Problem is, if teachers are the ones deciding when their students can or cannot use calculators, then students are not able to practice this critical-thinking skill for themselves. Consequently, whenever a calculator is available in the future it can be used because that was what the students learned in school. As an alternative to controlling calculator use, I suggest a couple of activities that can help students to decide for themselves when it is appropriate to reach for the calculator.
The experiment I am most interested in involves computing multiplication facts with and without a calculator. I give pairs of students four worksheets like the one shown below.
Each of the four worksheets is different. As one student completes the worksheet, the other one uses a stop watch to time the effort (errors add an extra five seconds to total time). This is repeated until each student completes two sheets - using the calculator for one but not the other.
Classroom data are gathered and typically show that the students complete the worksheets quicker without a calculator. Discussing the results can provide students with an opportunity to reflect on whether or not it is efficient to use a calculator for basic facts. In the few cases when it is faster to use a calculator, the issue is usually that the student has a lot of wrong answers when computing without a calculator. Teachers must decide an appropriate course of action in these instances.
A second activity that I use to develop students' wise use of calculators involves a worksheet of multi-digit multiplication items. Instead of assigning the entire worksheet, I ask students to pick four items to compute without a calculator, four items to estimate, and four items to use a calculator on. The students are also expected to explain why they selected the approach to use with each item.

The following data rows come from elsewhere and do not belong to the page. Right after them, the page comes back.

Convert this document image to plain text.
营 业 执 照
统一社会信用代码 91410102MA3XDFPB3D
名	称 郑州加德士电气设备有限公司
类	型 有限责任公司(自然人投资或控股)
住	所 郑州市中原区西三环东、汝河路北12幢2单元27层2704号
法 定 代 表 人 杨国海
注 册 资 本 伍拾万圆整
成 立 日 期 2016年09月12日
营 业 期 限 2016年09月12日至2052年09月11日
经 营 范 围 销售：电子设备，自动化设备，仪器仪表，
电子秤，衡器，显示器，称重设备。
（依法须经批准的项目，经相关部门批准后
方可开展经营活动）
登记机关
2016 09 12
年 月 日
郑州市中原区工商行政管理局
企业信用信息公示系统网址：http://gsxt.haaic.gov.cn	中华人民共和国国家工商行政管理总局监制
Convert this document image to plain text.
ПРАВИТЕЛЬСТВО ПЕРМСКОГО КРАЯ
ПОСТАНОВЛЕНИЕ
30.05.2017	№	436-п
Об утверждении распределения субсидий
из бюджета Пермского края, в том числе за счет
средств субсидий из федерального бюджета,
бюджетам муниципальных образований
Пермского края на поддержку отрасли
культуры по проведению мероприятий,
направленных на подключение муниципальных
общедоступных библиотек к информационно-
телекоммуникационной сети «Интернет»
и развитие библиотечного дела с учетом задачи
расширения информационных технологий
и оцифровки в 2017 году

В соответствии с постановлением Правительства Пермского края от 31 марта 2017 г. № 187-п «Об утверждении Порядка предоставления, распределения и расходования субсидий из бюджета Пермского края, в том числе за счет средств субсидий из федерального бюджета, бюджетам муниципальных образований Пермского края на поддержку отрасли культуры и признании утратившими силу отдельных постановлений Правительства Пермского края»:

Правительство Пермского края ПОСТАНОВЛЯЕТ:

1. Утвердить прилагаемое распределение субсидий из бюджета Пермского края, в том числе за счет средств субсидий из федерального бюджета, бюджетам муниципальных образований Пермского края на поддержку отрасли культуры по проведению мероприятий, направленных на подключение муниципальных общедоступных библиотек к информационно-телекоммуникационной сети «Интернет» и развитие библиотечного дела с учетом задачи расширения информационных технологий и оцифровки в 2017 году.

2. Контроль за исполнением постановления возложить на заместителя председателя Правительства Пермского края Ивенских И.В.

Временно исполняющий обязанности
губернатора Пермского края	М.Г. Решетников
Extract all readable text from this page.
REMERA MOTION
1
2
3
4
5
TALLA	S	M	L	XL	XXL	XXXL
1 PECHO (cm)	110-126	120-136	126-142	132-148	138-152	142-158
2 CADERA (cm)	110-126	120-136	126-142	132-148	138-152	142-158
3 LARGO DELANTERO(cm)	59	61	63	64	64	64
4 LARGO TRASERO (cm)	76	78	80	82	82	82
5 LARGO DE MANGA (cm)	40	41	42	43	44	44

Calculator phronesis, the wise use of calculators, requires opportunities for students to experience activities that involve metacognitive aspects. We teachers will not always be there to guide students' choices, but this is not to suggest that we do not have a responsibility to help students to develop this ability. It is my hope that through these classroom experiences, students will be able to ask and answer for themselves the question, "When is it okay to use a calculator?"